AWS Glue Adds Auto Compaction for Faster Apache Iceberg Queries
Amazon Web Services has introduced an automatic compaction feature in AWS Glue to improve query performance on Apache Iceberg tables. This addresses challenges with small files generated by real-time data ingestion.

Amazon Web Services (AWS) has released a new automatic compaction capability for its AWS Glue service, aimed at accelerating query speeds on Apache Iceberg tables within data lakes.
Apache Iceberg is an open table format that provides ACID transactions and better data management compared to traditional data lake architectures. The new auto-compaction feature tackles the common issue of numerous small files that often result from real-time data streaming and ingestion processes. Previously, managing these small files required complex Extract, Transform, Load (ETL) processes or custom-built solutions.

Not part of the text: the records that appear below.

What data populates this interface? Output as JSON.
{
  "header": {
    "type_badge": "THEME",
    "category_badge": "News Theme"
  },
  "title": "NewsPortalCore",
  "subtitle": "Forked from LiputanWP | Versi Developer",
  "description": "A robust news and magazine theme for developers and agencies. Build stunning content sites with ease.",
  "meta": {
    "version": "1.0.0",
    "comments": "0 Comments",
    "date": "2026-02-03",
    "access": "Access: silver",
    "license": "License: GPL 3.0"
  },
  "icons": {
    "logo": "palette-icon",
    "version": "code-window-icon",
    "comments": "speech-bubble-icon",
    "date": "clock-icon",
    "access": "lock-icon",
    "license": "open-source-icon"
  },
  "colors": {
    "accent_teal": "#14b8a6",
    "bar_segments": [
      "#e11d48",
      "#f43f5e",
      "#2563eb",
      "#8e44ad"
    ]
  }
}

By automating the compaction of small files into larger, more efficient ones, AWS Glue helps optimize table performance. This can lead to faster data retrieval, reduced query costs, and improved overall efficiency for analytics workloads. The feature is part of AWS's ongoing efforts to simplify data lake management and enhance data processing capabilities.
This enhancement is particularly beneficial for organizations leveraging data lakes for diverse use cases, including real-time analytics and application synchronization. The automated optimization supports data quality and governance requirements in demanding environments, reducing operational overhead and complexity.